La cursiva es tuya



Estoy esperando la nota de mi primer trabajo del semestre pasado. Ella lo leyó una tarde de domingo mientras yo estaba en un entierro, llorando por inercia, por no desentonar. (¿O lloraba por mí al recordarme con quince años menos? el colmo del egocentrismo, claro). Ahora resulta que en las misas de entierro hay músicos, un piano y un violín. Tremendo. No sabía que este tipo de actos se había modernizado de esa forma. Por lo visto te dejan escoger las canciones de una lista; a la carta, podría decirse. ¿Serrat o Sibelius?... Eh, bueno, ¿y qué tal algo de los Pixies?

Los valientes también tenemos días bajos. De esos en que te miras en el espejo y te ves el pelo transparente y las orejas azules. Me salva la vida -y la noche- escuchar canciones como Natascha Kampush. Escuchar el camión de la basura a las 12:40 AM me parece la cosa más romántica del mundo por algo que sé y que ni en cien años de tortura desvelaría.
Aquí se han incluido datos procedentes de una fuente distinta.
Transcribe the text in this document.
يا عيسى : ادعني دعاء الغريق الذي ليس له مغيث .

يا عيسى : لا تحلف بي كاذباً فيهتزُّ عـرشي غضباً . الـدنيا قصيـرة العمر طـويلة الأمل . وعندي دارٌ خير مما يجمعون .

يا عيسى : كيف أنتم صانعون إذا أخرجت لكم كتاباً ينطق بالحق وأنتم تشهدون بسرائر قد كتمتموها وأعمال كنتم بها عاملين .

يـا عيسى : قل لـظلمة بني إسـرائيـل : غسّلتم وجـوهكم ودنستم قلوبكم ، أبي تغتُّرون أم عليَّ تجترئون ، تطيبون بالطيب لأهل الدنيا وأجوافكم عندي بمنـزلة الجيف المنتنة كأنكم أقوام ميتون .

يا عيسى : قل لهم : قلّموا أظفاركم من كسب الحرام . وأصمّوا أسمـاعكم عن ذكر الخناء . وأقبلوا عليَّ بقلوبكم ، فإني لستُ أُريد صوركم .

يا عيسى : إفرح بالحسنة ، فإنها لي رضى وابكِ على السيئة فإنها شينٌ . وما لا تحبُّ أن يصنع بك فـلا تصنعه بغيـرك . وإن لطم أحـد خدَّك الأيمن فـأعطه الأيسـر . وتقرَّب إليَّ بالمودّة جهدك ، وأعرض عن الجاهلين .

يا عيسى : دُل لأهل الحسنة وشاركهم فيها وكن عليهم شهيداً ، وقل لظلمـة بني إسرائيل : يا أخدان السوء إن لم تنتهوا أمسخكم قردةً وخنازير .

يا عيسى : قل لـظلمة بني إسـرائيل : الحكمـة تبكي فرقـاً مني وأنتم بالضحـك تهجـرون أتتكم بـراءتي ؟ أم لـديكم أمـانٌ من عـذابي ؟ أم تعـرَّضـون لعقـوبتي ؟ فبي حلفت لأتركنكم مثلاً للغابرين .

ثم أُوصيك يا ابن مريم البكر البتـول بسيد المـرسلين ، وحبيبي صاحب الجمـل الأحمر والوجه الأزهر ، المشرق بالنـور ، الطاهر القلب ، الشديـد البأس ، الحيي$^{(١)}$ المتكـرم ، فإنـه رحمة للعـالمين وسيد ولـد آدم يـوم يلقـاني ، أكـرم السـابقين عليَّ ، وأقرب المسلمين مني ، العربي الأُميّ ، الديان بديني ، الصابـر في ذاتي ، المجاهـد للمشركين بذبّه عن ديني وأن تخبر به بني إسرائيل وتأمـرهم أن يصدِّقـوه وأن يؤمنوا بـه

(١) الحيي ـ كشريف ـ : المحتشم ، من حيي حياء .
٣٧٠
Le hizo gracia leer una de mis notas a pie de página: "la cursiva es mía". ¿Es tuya? ¿Tú tienes una cursiva? Es cierto, a la cursiva la puedes agarrar, la puedes esconder mientras te tomas un café en la barra de tu bar preferido. Aquella cursiva era mía, sí, muy mía. Pero vamos, que ahora ya es suya, porque la ha descubierto.

2 comentarios:

K 25/6/12 13:01  

En estos momentos en los que estoy ultimando un trabajo para la universidad, me ha encantado encontrarme con un texto como el tuyo. Te confesaré algo, la cursiva también es mía.

Carol Blenk 28/6/12 20:17  

K,

Gracias por tu comentario y por haberte interesado por este escrito mío que ahora me parece tan antiguo y lejano...

Lo que daría por volver a ese 2007 no lo sabe nadie.